Kirk Leichliter (15:28):
Sure. Good morning everyone. Mark's exactly right, for those one off access needs for things that were forgotten or remembered late, calling the police department is the way to go. They've been helping folks as necessary. We do believe that we have completed the card access system reprogramming necessary to match up to the list that we've been provided, so those one-offs would be through the police department.

Dan Maxey (15:57):
Great. Thank you, Kirk, and in the meantime I hope your grounds crews will be careful about mowing around MCB.

Kirk Leichliter (16:04):
No, I'll ask them to watch.

Dan Maxey (16:07):
The human resources report is one of the other reports that we'll move to an as needed basis, but Marshall Park does have a brief update this morning from one of our insurance providers and their plans for providing coverage related to COVID-19. Marshall.

Marshall Parks (16:23):
Yeah, thanks Dan.
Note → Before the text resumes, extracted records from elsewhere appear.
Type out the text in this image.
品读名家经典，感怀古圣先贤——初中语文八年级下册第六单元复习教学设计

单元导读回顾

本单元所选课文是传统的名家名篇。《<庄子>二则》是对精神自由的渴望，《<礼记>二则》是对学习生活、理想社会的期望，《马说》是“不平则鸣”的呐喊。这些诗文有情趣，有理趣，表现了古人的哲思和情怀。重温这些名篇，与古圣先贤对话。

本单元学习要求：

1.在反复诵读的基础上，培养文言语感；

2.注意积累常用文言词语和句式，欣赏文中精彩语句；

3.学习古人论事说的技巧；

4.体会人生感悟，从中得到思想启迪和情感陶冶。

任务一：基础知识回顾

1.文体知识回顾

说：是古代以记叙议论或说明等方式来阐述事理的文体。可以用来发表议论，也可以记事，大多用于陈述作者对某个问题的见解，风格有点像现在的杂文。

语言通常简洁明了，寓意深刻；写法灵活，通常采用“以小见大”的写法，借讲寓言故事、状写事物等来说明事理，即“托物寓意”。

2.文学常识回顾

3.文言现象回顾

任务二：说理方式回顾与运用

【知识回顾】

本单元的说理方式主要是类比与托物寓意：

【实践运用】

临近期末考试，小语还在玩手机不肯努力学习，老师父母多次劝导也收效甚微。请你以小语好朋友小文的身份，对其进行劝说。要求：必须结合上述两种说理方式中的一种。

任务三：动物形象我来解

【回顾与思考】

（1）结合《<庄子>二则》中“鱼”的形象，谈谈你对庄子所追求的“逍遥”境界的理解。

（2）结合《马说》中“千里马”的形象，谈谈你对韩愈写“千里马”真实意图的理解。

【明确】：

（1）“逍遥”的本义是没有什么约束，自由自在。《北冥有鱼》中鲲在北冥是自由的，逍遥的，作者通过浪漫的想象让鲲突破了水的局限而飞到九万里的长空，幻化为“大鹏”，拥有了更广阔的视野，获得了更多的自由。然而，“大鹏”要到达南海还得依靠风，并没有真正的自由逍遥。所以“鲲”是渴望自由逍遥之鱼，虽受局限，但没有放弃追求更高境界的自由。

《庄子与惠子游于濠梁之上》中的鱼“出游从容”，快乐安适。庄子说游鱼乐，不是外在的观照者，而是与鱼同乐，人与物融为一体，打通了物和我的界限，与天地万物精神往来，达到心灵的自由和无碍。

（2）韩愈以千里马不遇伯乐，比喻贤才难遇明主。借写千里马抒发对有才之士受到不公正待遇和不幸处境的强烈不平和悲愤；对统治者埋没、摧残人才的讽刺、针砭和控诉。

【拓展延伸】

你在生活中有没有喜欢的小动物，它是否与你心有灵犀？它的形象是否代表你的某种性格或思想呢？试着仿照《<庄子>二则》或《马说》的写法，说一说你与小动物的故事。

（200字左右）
I do have an update this morning for our faculty and exempt staff who are on our health insurance plan that I obviously hope they never have to use, but last evening Anthem announced that their members will not have to pay anything out of pocket if they get care for COVID-19 from doctors, hospitals, other healthcare professionals between April 1st and May 31st, and that includes testing. So no out-of-pocket costs for any of our faculty or staff on our health insurance if unfortunately they end up in that situation. They also extended through June 14th what I had announced last week, I believe it was, or early this week, that there's no charge for a telehealth visit with any doctor in their plan. So I think some really nice updates and good things for our faculty and staff who are on our insurance plans. So if anybody has any questions about that, feel free to call our office, and that's all I have today, Dan. Thanks.

Dan Maxey (17:24):
Great. Thank you, Marshall. Appreciate that update from our insurance providers. Thank you to everyone who's tuned in live and to the recording today. Going to turn the floor back over to President Feinstein. Andy.

President Feinstein (17:34):
Thanks, Dan. And I'd also like to thank everyone who presented today and provided updates. And as a reminder, we will not be meeting tomorrow or on Sunday, but we'll be back on Monday for another update. So stay safe, be healthy, and we'll see you here again on Monday morning. Take care everybody.